WHERE any(resource IN stmt.resource WHERE
    resource = '*'
    OR target_role.arn CONTAINS resource
    OR resource CONTAINS target_role.name
)

Include Prowler Findings

UNWIND nodes(path_principal) + nodes(path_target) as n
OPTIONAL MATCH (n)-[pfr]-(pf:{PROWLER_FINDING_LABEL} {status: 'FAIL', provider_uid: $provider_uid})

RETURN path_principal, path_target,
    collect(DISTINCT pf) as dpf, collect(DISTINCT pfr) as dpfr

Common Node Labels by Provider

AWS

Label Description
AWSAccount AWS account root
AWSPrincipal IAM principal (user, role, service)
AWSRole IAM role
AWSUser IAM user
AWSPolicy IAM policy
AWSPolicyStatement Policy statement
EC2Instance EC2 instance
EC2SecurityGroup Security group
S3Bucket S3 bucket
RDSInstance RDS database instance
LoadBalancer Classic ELB
LoadBalancerV2 ALB/NLB
LaunchTemplate EC2 launch template

Common Relationships

Relationship Description
TRUSTS_AWS_PRINCIPAL Role trust relationship
STS_ASSUMEROLE_ALLOW Can assume role
POLICY Has policy attached
STATEMENT Policy has statement

Parameters

For queries requiring user input, define parameters:

parameters=[
    AttackPathsQueryParameterDefinition(
        name="ip",
        label="IP address",
        description="Public IP address, e.g. 192.0.2.0.",
        placeholder="192.0.2.0",
    ),
    AttackPathsQueryParameterDefinition(
        name="tag_key",
        label="Tag key",
        description="Tag key to filter resources.",
        placeholder="Environment",
    ),
],

Best Practices

  1. Always filter by provider_uid: Use {id: $provider_uid} on account nodes and {provider_uid: $provider_uid} on ProwlerFinding nodes

  2. Use consistent naming: Follow existing patterns in the file

  3. Include Prowler findings: Always add the OPTIONAL MATCH for ProwlerFinding nodes

  4. Return distinct findings: Use collect(DISTINCT pf) to avoid duplicates

  5. Comment the query purpose: Add inline comments explaining each MATCH clause

  6. Validate schema first: Ensure all node labels and properties exist in Cartography schema


openCypher Compatibility

Queries must be written in openCypher Version 9 to ensure compatibility with both Neo4j and Amazon Neptune.

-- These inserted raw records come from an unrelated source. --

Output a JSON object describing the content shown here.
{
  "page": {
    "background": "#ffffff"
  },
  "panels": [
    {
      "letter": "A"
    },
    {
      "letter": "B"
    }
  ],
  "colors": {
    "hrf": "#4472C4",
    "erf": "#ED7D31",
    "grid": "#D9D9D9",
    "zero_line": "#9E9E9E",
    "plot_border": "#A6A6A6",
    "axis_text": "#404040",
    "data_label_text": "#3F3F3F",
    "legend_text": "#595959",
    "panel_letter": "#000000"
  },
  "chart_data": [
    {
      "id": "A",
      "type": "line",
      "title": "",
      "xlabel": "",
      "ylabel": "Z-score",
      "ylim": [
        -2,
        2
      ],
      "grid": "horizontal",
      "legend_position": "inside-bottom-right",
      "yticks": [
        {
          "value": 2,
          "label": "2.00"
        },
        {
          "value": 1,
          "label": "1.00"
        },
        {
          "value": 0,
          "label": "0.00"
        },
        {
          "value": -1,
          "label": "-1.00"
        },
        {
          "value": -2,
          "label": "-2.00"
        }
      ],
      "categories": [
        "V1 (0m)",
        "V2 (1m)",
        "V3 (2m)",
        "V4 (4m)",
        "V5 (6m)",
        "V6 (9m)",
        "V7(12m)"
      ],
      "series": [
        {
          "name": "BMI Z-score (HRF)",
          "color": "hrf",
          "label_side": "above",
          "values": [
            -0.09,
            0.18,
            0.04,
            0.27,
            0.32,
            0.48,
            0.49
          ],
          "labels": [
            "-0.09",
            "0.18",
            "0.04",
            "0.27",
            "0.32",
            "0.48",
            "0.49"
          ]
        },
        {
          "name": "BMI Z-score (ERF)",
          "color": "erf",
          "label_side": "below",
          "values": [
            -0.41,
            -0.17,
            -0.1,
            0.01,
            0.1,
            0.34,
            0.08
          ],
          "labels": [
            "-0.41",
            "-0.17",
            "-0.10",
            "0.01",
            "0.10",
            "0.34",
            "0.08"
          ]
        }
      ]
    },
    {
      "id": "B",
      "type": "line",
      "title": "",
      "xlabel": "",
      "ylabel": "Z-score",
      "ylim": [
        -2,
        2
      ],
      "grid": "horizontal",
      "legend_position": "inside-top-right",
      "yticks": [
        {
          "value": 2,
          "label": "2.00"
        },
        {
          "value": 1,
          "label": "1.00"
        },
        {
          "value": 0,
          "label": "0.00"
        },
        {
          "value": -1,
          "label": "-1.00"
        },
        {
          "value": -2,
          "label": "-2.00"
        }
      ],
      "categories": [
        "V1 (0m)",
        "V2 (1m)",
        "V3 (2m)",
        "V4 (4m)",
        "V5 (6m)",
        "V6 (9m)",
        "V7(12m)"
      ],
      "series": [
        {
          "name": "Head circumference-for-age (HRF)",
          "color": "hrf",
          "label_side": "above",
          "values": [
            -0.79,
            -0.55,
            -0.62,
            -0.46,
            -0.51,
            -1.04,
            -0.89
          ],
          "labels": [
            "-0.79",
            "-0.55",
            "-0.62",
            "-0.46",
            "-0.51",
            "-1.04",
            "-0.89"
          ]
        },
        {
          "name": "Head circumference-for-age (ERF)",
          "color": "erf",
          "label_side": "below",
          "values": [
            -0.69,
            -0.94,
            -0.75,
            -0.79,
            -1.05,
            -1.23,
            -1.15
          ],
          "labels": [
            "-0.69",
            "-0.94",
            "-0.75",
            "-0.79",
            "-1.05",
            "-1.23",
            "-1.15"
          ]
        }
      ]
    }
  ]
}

Why Version 9? Amazon Neptune implements openCypher Version 9. By targeting this specification, queries work on both Neo4j and Neptune without modification.

Avoid These (Not in openCypher spec)

Feature Reason
APOC procedures (apoc.*) Neo4j-specific plugin, not available in Neptune
Virtual nodes (apoc.create.vNode) APOC-specific
Virtual relationships (apoc.create.vRelationship) APOC-specific
Neptune extensions Not available in Neo4j
reduce() function Use UNWIND + aggregation instead
FOREACH clause Use WITH + UNWIND + SET instead
Regex match operator (=~) Not supported in Neptune

CALL Subqueries

Supported with limitations:

  • Use WITH clause to import variables: CALL { WITH var ... }
  • Updates inside CALL subqueries are NOT supported
  • Emitted variables cannot overlap with variables before the CALL

Reference

pathfinding.cloud (Attack Path Definitions)

Cartography Schema

  • URL pattern: https://raw.githubusercontent.com/{org}/cartography/refs/tags/{version}/docs/root/modules/{provider}/schema.md
  • Always use the version from api/pyproject.toml, not master/main

openCypher Specification


Learning from the Queries Module

IMPORTANT: Before creating a new query, ALWAYS read the entire queries module:

api/src/backend/api/attack_paths/queries/
├── __init__.py      # Module exports
├── types.py         # Type definitions
├── registry.py      # Registry logic
└── {provider}.py    # Provider queries (aws.py, etc.)

Use the existing queries to learn:

  • Query structure and formatting
  • Variable naming conventions
  • How to include Prowler findings
  • Comment style

Compatibility Warning: Some existing queries use Neo4j-specific features (e.g., apoc.create.vNode, apoc.create.vRelationship, regex =~) that are NOT compatible with Amazon Neptune. Use these queries to learn general patterns (structure, naming, Prowler findings integration, comment style) but DO NOT copy APOC procedures or other Neo4j-specific syntax into new queries. New queries must be pure openCypher Version 9. Refer to the openCypher Compatibility section for the full list of features to avoid.

DO NOT use generic templates. Match the exact style of existing compatible queries in the file.